Namun, penyampaian tersebut langsung mendapat sorotan dari anggota DPRD. Fraksi Partai Golkar melalui juru bicaranya, M. Fajar Rillah Vesky, mendesak pemerintah daerah untuk segera menyerahkan Laporan Hasil Pemeriksaan (LHP) Badan Pemeriksa Keuangan Republik Indonesia (BPK RI) atas Laporan Keuangan Pemerintah Daerah (LKPD) 2024 kepada seluruh fraksi di DPRD.
“Pertama, kami menyampaikan apresiasi kepada pimpinan dan rekan-rekan Badan Musyawarah (Bamus) DPRD yang telah menjadwalkan kembali penyampaian nota pengantar Ranperda Pertanggungjawaban Pelaksanaan APBD 2024. Kami berpendapat, meskipun saat ini DPRD tengah menunggu proses penyesuaian hak administratif dan hak keuangan di tingkat tim appraisal, tugas serta kewajiban lembaga ini sebagai representasi rakyat harus tetap dijalankan,” ujar Fajar.
Ia menekankan pentingnya keseimbangan antara hak dan kewajiban anggota dewan, sebagaimana sumpah jabatan yang telah mereka ucapkan hampir setahun lalu.
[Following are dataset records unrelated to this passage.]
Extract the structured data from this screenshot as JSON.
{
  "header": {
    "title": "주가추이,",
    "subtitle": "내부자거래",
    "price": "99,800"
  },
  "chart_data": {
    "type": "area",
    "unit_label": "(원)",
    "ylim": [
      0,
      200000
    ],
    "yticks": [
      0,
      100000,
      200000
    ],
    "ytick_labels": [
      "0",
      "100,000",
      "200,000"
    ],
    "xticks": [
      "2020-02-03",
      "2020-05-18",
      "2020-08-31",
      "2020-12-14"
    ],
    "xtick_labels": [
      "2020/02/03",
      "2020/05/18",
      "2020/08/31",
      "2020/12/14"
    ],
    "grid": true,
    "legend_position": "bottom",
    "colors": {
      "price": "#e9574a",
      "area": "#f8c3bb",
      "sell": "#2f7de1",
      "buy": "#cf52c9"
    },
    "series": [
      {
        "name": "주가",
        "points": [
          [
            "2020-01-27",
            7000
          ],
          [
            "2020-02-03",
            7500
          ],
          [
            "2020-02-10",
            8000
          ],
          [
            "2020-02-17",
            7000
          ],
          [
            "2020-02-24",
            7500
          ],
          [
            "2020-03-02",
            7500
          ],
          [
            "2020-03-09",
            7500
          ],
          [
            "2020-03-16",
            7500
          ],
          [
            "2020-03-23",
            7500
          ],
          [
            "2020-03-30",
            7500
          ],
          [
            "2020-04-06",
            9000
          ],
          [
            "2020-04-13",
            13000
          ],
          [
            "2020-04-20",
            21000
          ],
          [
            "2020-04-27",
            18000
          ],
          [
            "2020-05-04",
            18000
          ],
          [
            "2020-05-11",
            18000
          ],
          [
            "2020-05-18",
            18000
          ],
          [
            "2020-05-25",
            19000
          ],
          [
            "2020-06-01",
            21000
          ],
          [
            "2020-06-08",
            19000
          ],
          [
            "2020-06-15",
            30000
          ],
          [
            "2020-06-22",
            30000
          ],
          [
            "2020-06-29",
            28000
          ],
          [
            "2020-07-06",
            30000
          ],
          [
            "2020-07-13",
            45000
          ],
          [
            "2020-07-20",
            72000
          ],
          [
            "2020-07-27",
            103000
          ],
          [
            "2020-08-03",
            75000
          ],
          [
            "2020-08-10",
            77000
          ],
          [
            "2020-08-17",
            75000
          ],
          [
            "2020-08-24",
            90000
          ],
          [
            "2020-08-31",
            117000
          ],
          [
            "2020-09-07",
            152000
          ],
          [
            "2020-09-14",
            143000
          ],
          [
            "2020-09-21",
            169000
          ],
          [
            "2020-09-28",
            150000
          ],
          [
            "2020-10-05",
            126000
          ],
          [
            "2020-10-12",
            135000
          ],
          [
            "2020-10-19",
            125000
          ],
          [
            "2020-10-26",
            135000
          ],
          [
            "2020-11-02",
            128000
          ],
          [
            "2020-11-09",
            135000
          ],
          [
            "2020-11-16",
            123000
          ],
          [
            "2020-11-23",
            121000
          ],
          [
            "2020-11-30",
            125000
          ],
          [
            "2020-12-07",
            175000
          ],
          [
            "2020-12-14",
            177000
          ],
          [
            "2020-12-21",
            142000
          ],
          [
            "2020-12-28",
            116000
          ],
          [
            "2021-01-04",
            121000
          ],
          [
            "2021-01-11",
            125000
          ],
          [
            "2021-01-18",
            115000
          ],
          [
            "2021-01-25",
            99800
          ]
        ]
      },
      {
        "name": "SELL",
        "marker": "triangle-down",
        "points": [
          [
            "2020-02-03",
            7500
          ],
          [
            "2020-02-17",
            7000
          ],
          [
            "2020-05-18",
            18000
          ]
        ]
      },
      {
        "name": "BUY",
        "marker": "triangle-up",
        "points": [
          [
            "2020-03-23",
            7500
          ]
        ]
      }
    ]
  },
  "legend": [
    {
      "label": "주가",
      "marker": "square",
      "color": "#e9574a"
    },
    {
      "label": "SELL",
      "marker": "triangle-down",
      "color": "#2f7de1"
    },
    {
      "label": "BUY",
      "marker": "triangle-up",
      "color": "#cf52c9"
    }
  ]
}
Selain itu, ia juga memberikan apresiasi kepada pemerintah daerah atas penyampaian Ranperda tersebut.
Menurutnya, hal itu adalah bentuk kepatuhan terhadap amanat Pasal 320 Undang-Undang Nomor 23 Tahun 2014 tentang Pemerintahan Daerah, yang mewajibkan kepala daerah menyampaikan Ranperda Pertanggungjawaban Pelaksanaan APBD kepada DPRD paling lambat enam bulan setelah tahun anggaran berakhir.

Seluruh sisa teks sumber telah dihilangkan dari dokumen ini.